HttpOnly flag can't work on tomcat6.0.36

Question

I have tried many ways to use the httponly flag to prevent XSS attack, but all failed.

Common way is to set use HttpOnly=true in context.xml

For test the result: in the java code set two test parameters in the cookie and in front jsp file include javascript to alert thedocument.cookie, the two test parameters set in java code are get and show in the alert.

Java code:

 Cookie cookie = new Cookie("httponlytest","testsss");  
 response.addCookie(cookie); 
 Cookie cookie1 = new Cookie("testhttponly","successfu"); 
 response.addCookie(cookie1); 

javascript in jsp file:

alert("cookie------------"+document.cookie);

1. Is there anything i did wrong?
2. If you know how, it would be very helpful.

Answer 1

For others who do not know HttpOnly:

HttpOnly=true is a relative new attribute to make a cookie in the browser inaccessible to JavaScript.

So it is a browser-only security (XSS) technique to prevent accessing JSESSION_ID (hijacking java sessions) and such.

So you could always set the HttpOnly attribute in the Cookie itself.

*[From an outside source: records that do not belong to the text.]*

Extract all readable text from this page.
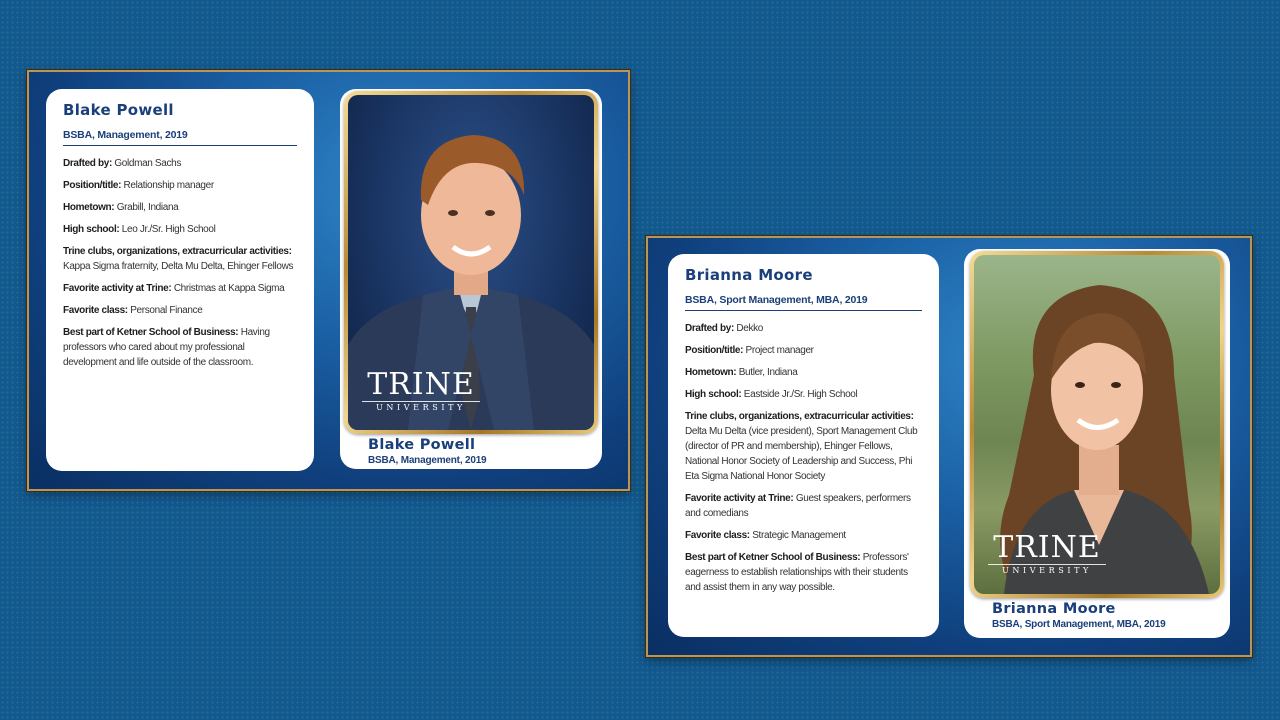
Blake Powell
BSBA, Management, 2019
Drafted by: Goldman Sachs
Position/title: Relationship manager
Hometown: Grabill, Indiana
High school: Leo Jr./Sr. High School
Trine clubs, organizations, extracurricular activities:
Kappa Sigma fraternity, Delta Mu Delta, Ehinger Fellows
Favorite activity at Trine: Christmas at Kappa Sigma
Favorite class: Personal Finance
Best part of Ketner School of Business: Having professors who cared about my professional development and life outside of the classroom.
TRINE
UNIVERSITY
Blake Powell
BSBA, Management, 2019
Brianna Moore
BSBA, Sport Management, MBA, 2019
Drafted by: Dekko
Position/title: Project manager
Hometown: Butler, Indiana
High school: Eastside Jr./Sr. High School
Trine clubs, organizations, extracurricular activities:
Delta Mu Delta (vice president), Sport Management Club (director of PR and membership), Ehinger Fellows, National Honor Society of Leadership and Success, Phi Eta Sigma National Honor Society
Favorite activity at Trine: Guest speakers, performers and comedians
Favorite class: Strategic Management
Best part of Ketner School of Business: Professors' eagerness to establish relationships with their students and assist them in any way possible.
TRINE
UNIVERSITY
Brianna Moore
BSBA, Sport Management, MBA, 2019
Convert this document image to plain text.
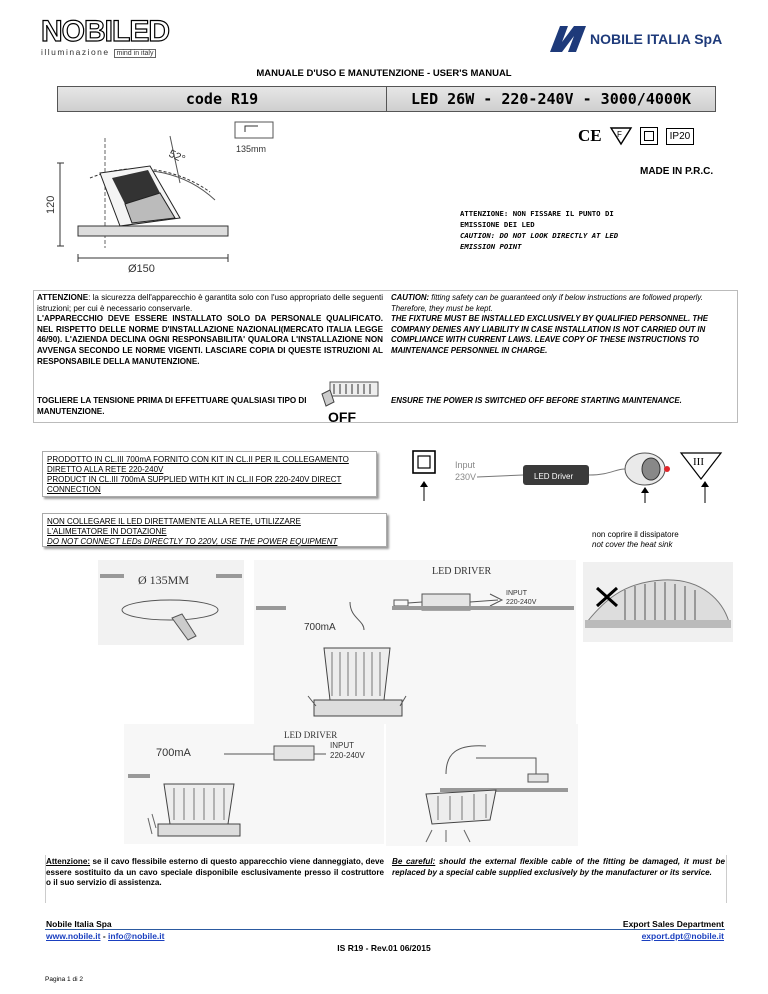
NOBILED
illuminazione mind in italy
NOBILE ITALIA SpA
MANUALE D'USO E MANUTENZIONE - USER'S MANUAL
code R19	LED 26W - 220-240V - 3000/4000K
52°
120
Ø150
135mm
CE F	IP20
MADE IN P.R.C.
ATTENZIONE: NON FISSARE IL PUNTO DI
EMISSIONE DEI LED
CAUTION: DO NOT LOOK DIRECTLY AT LED
EMISSION POINT
ATTENZIONE: la sicurezza dell'apparecchio è garantita solo con l'uso appropriato delle seguenti istruzioni; per cui è necessario conservarle.
L'APPARECCHIO DEVE ESSERE INSTALLATO SOLO DA PERSONALE QUALIFICATO. NEL RISPETTO DELLE NORME D'INSTALLAZIONE NAZIONALI(MERCATO ITALIA LEGGE 46/90). L'AZIENDA DECLINA OGNI RESPONSABILITA' QUALORA L'INSTALLAZIONE NON AVVENGA SECONDO LE NORME VIGENTI. LASCIARE COPIA DI QUESTE ISTRUZIONI AL RESPONSABILE DELLA MANUTENZIONE.
CAUTION: fitting safety can be guaranteed only if below instructions are followed properly. Therefore, they must be kept.
THE FIXTURE MUST BE INSTALLED EXCLUSIVELY BY QUALIFIED PERSONNEL. THE COMPANY DENIES ANY LIABILITY IN CASE INSTALLATION IS NOT CARRIED OUT IN COMPLIANCE WITH CURRENT LAWS. LEAVE COPY OF THESE INSTRUCTIONS TO MAINTENANCE PERSONNEL IN CHARGE.
TOGLIERE LA TENSIONE PRIMA DI EFFETTUARE QUALSIASI TIPO DI MANUTENZIONE.
ENSURE THE POWER IS SWITCHED OFF BEFORE STARTING MAINTENANCE.
OFF
PRODOTTO IN CL.III 700mA FORNITO CON KIT IN CL.II PER IL COLLEGAMENTO DIRETTO ALLA RETE 220-240V
PRODUCT IN CL.III 700mA SUPPLIED WITH KIT IN CL.II FOR 220-240V DIRECT CONNECTION
Input
230V	LED Driver
III
NON COLLEGARE IL LED DIRETTAMENTE ALLA RETE, UTILIZZARE
L'ALIMETATORE IN DOTAZIONE
DO NOT CONNECT LEDs DIRECTLY TO 220V, USE THE POWER EQUIPMENT
non coprire il dissipatore
not cover the heat sink
Ø 135MM
LED DRIVER
INPUT
220-240V
700mA
LED DRIVER
700mA
INPUT
220-240V
Attenzione: se il cavo flessibile esterno di questo apparecchio viene danneggiato, deve essere sostituito da un cavo speciale disponibile esclusivamente presso il costruttore o il suo servizio di assistenza.
Be careful: should the external flexible cable of the fitting be damaged, it must be replaced by a special cable supplied exclusively by the manufacturer or its service.
Nobile Italia Spa
www.nobile.it - info@nobile.it
Export Sales Department
export.dpt@nobile.it
IS R19 - Rev.01 06/2015
Pagina 1 di 2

For the Java session ID it is now default I think, at least it should be.

<Context useHttpOnly="true">

This seems to work only for JSESSIONID. I just found this in SO.

Answer 2

Recently I was dealing with http-only=true cookies. During my research i found that Mozilla and Chrome do not allow java applets to use http-only=true cookies. I was getting issue in accessing the JsessionidSSO cookie. During my research on bugs of JAVA i found this bug While in IE there is no issue in reading the cookies as IE has provided InternetGetCookieEx() API's to access http-only cookies and added the flag INTERNET_COOKIE_HTTPONLY available only IE8 and above versions. So the problem of accessing the http-only cookies still not solved as java proposed the fix in java 7 update 40 while the current version is java 7 update21.